New Brunswick, N.J. (April 16, 2019) – Rutgers Scholar Catherine Lugg is available to comment on the U.S. Supreme Court’s decision to decline to hear arguments against King v. Murphy, a challenge against New Jersey’s ban on gay and transgender conversion therapy for minors.

Lugg is a Rutgers University–New Brunswick professor of education in the Department of Educational Theory, Policy, and Administration at the Graduate School of Education. She is recognized for her pioneering research surrounding LGBTQ issues and the politics of education.

Lugg said, “Yesterday, the U.S. Supreme Court stood with science and against bigotry by refusing to hear the special pleadings of adherents to a crack-pot theory—that LGBTQ people need to be "cured" of our very identities.”

“This is particularly good news for LGBTQ children who attend public schools.
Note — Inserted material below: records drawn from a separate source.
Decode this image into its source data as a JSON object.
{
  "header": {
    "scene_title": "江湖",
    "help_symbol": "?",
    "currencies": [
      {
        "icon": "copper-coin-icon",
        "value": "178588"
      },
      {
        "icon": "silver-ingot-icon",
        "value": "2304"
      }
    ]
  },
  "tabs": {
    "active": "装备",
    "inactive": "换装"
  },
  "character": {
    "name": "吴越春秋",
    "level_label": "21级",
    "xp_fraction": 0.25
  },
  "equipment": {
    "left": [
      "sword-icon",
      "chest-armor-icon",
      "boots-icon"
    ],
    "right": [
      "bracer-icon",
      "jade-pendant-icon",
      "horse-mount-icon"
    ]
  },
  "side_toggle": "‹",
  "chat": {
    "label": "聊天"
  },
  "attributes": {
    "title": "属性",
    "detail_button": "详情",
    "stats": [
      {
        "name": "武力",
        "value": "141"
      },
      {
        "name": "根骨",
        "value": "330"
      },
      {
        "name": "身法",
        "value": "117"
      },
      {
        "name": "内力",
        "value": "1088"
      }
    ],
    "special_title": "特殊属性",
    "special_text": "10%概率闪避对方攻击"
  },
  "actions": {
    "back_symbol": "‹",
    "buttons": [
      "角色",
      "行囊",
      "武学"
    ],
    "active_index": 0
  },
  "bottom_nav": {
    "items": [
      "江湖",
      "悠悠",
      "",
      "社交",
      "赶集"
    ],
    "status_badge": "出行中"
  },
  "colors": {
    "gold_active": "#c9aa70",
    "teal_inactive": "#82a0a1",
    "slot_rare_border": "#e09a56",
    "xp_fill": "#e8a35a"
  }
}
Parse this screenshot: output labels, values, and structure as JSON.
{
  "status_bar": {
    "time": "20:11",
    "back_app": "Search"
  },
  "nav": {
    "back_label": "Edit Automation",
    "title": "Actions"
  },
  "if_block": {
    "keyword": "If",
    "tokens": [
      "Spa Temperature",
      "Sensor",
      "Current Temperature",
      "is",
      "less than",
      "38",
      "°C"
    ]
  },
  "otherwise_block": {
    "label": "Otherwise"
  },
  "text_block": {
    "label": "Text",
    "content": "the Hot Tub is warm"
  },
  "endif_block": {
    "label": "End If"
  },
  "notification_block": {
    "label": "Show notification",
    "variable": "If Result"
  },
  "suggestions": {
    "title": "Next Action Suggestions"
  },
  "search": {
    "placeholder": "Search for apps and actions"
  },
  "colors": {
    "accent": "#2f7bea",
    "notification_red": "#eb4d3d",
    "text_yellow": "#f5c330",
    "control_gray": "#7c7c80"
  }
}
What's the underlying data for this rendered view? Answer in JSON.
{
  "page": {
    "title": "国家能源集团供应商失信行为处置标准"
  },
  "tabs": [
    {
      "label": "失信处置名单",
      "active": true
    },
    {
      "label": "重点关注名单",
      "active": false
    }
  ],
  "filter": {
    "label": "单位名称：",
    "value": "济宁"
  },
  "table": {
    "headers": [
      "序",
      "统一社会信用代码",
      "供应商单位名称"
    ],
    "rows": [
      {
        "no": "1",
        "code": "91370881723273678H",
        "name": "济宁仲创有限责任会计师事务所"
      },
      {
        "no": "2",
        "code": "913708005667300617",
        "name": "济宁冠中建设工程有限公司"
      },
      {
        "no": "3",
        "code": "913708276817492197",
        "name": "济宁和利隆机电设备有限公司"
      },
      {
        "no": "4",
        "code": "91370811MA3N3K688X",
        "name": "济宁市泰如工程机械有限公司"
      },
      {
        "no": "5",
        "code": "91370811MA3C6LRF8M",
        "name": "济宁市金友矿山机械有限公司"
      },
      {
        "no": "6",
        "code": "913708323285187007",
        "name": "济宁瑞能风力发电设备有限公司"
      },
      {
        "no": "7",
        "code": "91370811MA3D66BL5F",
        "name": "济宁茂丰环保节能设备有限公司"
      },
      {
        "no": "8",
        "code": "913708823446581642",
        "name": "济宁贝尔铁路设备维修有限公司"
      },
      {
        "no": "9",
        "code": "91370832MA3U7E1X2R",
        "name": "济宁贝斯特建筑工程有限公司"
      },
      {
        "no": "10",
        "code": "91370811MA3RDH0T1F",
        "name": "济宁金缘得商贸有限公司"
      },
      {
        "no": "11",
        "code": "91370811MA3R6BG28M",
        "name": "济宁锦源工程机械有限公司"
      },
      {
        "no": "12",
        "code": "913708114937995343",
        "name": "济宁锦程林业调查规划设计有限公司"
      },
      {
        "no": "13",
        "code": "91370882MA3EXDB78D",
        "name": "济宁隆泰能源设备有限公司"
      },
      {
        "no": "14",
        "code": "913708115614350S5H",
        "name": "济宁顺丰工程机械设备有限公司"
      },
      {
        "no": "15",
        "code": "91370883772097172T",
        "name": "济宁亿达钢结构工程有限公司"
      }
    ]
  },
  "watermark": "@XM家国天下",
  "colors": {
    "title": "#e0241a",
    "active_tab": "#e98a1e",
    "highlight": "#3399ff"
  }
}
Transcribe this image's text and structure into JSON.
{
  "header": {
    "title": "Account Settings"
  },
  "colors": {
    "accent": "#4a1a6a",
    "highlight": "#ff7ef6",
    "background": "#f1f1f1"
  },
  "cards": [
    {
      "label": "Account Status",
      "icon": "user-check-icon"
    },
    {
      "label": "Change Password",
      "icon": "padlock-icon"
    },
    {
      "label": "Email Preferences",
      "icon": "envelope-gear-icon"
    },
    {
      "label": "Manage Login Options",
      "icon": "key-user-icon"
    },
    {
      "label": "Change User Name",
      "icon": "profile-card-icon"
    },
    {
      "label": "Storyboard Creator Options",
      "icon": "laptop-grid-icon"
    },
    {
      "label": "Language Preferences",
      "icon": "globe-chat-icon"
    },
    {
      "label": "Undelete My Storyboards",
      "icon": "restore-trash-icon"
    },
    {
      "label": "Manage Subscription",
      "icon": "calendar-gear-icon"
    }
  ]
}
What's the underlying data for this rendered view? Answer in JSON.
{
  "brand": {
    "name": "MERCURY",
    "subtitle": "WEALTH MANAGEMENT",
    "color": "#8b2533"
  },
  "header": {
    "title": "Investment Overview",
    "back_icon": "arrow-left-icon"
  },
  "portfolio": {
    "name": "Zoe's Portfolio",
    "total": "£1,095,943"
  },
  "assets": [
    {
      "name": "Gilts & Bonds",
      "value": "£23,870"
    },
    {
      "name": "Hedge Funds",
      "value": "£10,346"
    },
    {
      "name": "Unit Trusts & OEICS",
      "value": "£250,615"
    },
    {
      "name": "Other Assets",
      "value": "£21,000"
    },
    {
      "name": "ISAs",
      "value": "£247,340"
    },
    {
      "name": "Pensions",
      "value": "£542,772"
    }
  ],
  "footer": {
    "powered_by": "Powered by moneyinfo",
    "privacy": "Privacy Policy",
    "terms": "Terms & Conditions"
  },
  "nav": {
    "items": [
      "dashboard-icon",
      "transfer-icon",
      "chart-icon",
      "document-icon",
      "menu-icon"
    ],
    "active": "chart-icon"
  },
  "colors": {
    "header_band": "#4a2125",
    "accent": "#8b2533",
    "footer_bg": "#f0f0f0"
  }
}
Clearly, they should remain free of efforts to change who they are. The science is very clear on this point: Gender and sexual identities are ‘hard wired’ by the time a child begins attending kindergarten. Only bigotry and relentless adult pressure keeps children from being who they are meant to be. There is no more a ‘cure’ for being gay and/or transgender then there is for having blue eyes. You can mask your identities (and eye color), but they cannot be changed,” she continued.